On the Lower Cambrian biotic and geochemical record of the Hetang Formation (Yangtze Platform, south China): evidence for biogenic silica and possible presence of Radiolaria

Lei Zhang1,2, Taniel Danelian2, Qinglai Feng1, Thomas Servais2, Nicolas Tribovillard2, and Martial Caridroit2 Lei Zhang et al.
  • 1China University of Geosciences (Wuhan), Department of Earth Sciences, Wuhan, PR China
  • 2Department of Earth Sciences, University of Lille 1, Géosystèmes (UMR 8217 CNRS/Lille1), Bât SN5, 59655 Villeneuve d’Ascq cedex, France

Keywords: Lower Cambrian, Radiolaria, biogenic silica, Yangtze Platform, Hetang Formation

Abstract. Research on Lower Cambrian siliceous sedimentary rocks is important for understanding the origin and early involvement of polycystine Radiolaria in the silica cycle. During our study, thin sections and HF acid processing of black cherts and shales from the Hetang Formation that crops out in the Xintangwu section (west Zhejiang Province, south China) were made.
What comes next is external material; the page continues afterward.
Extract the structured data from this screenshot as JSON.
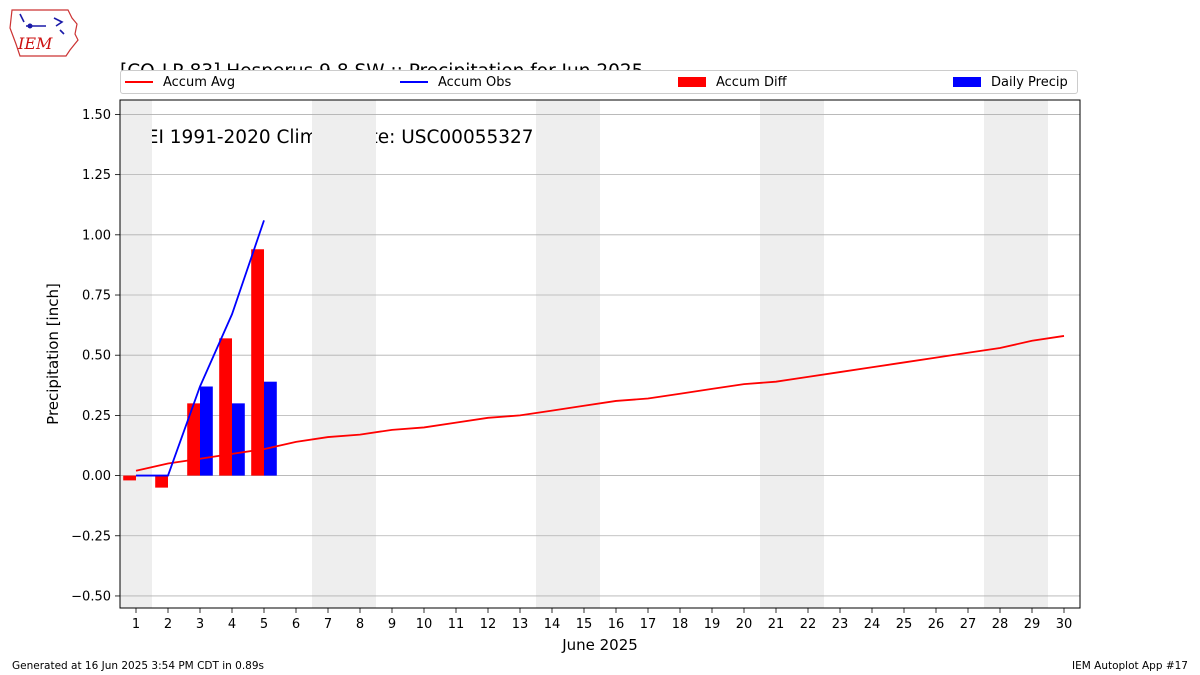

We report on the presence of siliceous spherical microfossils (possibly Radiolaria) associated with sponge spicules and acritarchs. Their size and the presence of residual spines on some spherical siliceous microfossils observed in both residues and thin sections of cherts from the top of Member ‘a’ of the Hetang Formation argue for the possible presence of radiolarians. Based on the Small Shelly Fossil assemblages reported in previous studies, this interval should be considered as Qiongzhusian (Atdabanian–Early Botomian) in age. Finally, the values of the Ge/Si ratio measured on black cherts of the Hetang Formation point to a biogenic origin of the silica.